The Rubinstein-Taybi syndrome (RTS) is a well-defined syndrome with a characteristic face, broad thumbs, broad big toes, and mental retardation as its major clinical hallmarks. RTS is generally a de novo-occurring autosomal dominant trait. The empirical recurrence risk for a couple with a previous child with RTS is as low as 0.1 percent. If, however, a person with RTS is able to reproduce, the recurrence risk could be as high as 50 percent. Birth prevalence is 1 in 100,000 to 125,000. RTS has been described in populations of many different ancestries, but the number of reports on non-Caucasian patients is low.
The main clinical features of the syndrome are abnormalities of the face, thumbs, and big toes, as well as growth and mental retardation. The facial appearance is striking: microcephaly, downslanting palpebral fissures, broad nasal bridge, beaked nose with the nasal septum extending below the alae, highly arched palate, and mild micrognathia. Broad thumbs and broad big toes are present in almost all cases. Terminal broadening of the phalanges of the fingers, persistent fetal pads, clinodactyly of the fifth finger, overlapping of the toes, and angulation deformities of the thumbs and halluces can also be present. There is a marked growth retardation with poor weight gain during infancy, often replaced by being overweight in later childhood. Global mental deficiency is characteristic with an average IQ between 35 and 50. Short attention span, poor coordination, and sudden mood changes characterize the behavior of RTS patients. Other findings may include eye anomalies (nasolacrimal duct obstruction, ptosis of eyelids, congenital or juvenile glaucoma, and refractive errors), specific dental anomalies (talon cusps of the permanent incisors), a variety of congenital heart defects, and skin anomalies (supernumerary nipples, nevus flammeus, hirsutism, and keloid formation). The clinical history often shows feeding problems and recurrent conjunctivitis in the neonatal period, respiratory problems in the first decade, and life-long constipation. In general, RTS patients are in good health. Although an increased risk for different types of tumors is known, life expectancy seems to be normal.

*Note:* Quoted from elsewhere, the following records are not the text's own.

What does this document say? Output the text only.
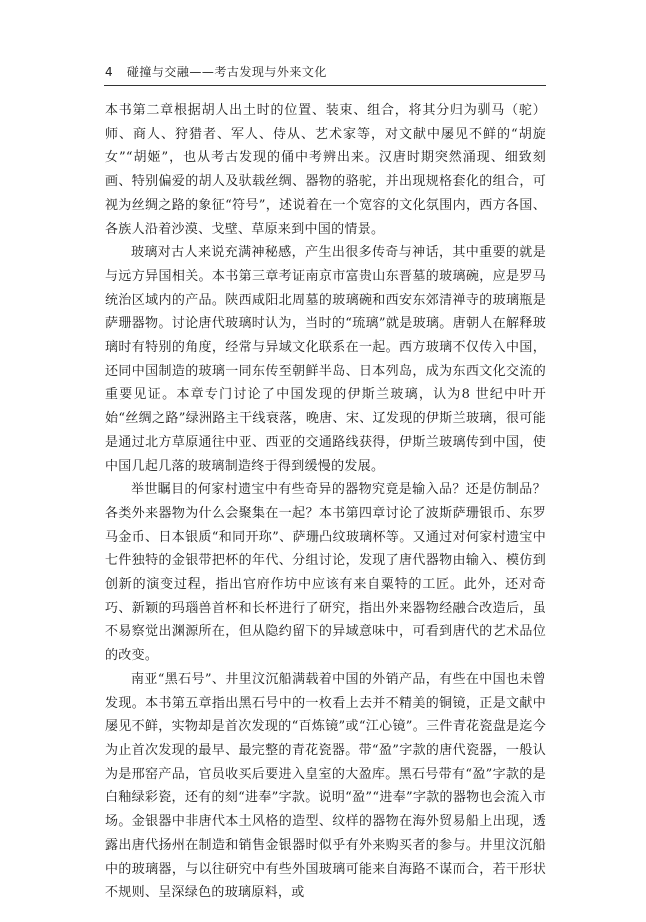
4 碰撞与交融——考古发现与外来文化

本书第二章根据胡人出土时的位置、装束、组合，将其分归为驯马（驼）师、商人、狩猎者、军人、侍从、艺术家等，对文献中屡见不鲜的“胡旋女”“胡姬”，也从考古发现的俑中考辨出来。汉唐时期突然涌现、细致刻画、特别偏爱的胡人及驮载丝绸、器物的骆驼，并出现规格套化的组合，可视为丝绸之路的象征“符号”，述说着在一个宽容的文化氛围内，西方各国、各族人沿着沙漠、戈壁、草原来到中国的情景。

玻璃对古人来说充满神秘感，产生出很多传奇与神话，其中重要的就是与远方异国相关。本书第三章考证南京市富贵山东晋墓的玻璃碗，应是罗马统治区域内的产品。陕西咸阳北周墓的玻璃碗和西安东郊清禅寺的玻璃瓶是萨珊器物。讨论唐代玻璃时认为，当时的“琉璃”就是玻璃。唐朝人在解释玻璃时有特别的角度，经常与异域文化联系在一起。西方玻璃不仅传入中国，还同中国制造的玻璃一同东传至朝鲜半岛、日本列岛，成为东西文化交流的重要见证。本章专门讨论了中国发现的伊斯兰玻璃，认为8 世纪中叶开始“丝绸之路”绿洲路主干线衰落，晚唐、宋、辽发现的伊斯兰玻璃，很可能是通过北方草原通往中亚、西亚的交通路线获得，伊斯兰玻璃传到中国，使中国几起几落的玻璃制造终于得到缓慢的发展。

举世瞩目的何家村遗宝中有些奇异的器物究竟是输入品？还是仿制品？各类外来器物为什么会聚集在一起？本书第四章讨论了波斯萨珊银币、东罗马金币、日本银质“和同开珎”、萨珊凸纹玻璃杯等。又通过对何家村遗宝中七件独特的金银带把杯的年代、分组讨论，发现了唐代器物由输入、模仿到创新的演变过程，指出官府作坊中应该有来自粟特的工匠。此外，还对奇巧、新颖的玛瑙兽首杯和长杯进行了研究，指出外来器物经融合改造后，虽不易察觉出渊源所在，但从隐约留下的异域意味中，可看到唐代的艺术品位的改变。

南亚“黑石号”、井里汶沉船满载着中国的外销产品，有些在中国也未曾发现。本书第五章指出黑石号中的一枚看上去并不精美的铜镜，正是文献中屡见不鲜，实物却是首次发现的“百炼镜”或“江心镜”。三件青花瓷盘是迄今为止首次发现的最早、最完整的青花瓷器。带“盈”字款的唐代瓷器，一般认为是邢窑产品，官员收买后要进入皇室的大盈库。黑石号带有“盈”字款的是白釉绿彩瓷，还有的刻“进奉”字款。说明“盈”“进奉”字款的器物也会流入市场。金银器中非唐代本土风格的造型、纹样的器物在海外贸易船上出现，透露出唐代扬州在制造和销售金银器时似乎有外来购买者的参与。井里汶沉船中的玻璃器，与以往研究中有些外国玻璃可能来自海路不谋而合，若干形状不规则、呈深绿色的玻璃原料，或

The diagnosis is based on the clinical presentation. Combined cytogenetic and molecular investigations of the CREB-binding protein (CBP) gene area on chromosome 16p13.3 can confirm the diagnosis in 15 to 20 percent of the cases. Gross chromosomal rearrangements such as translocations and inversions are rarely found, whereas microdeletions occur in approximately 10 percent of cases. Point mutations in the CBP gene leading to premature translation-termination are reported as well. Heterogeneity is expected, but no reports on involvement of other genes have yet been published.
The CREB-binding protein functions as a transcriptional cofactor by forming a physical bridge between the different components of the transcription machinery. It also functions as a potent histone acetyltransferase, making the DNA accessible to transcription factors. Furthermore, it is a mediator of different signaling pathways and participates in basic cellular functions such as DNA repair, cell growth, cell differentiation, apoptosis, and tumor suppression. CBP is at the center of multiple signal transduction pathways and thereby regulates the expression of many genes.
Animal models and biochemical evidence suggest that RTS is caused by haploinsufficiency of CBP during fetal development. The exact developmental pathways affected by reduced levels of CBP are unknown. Until the in vivo functionality of CBP is better defined, there is no available treatment for RTS.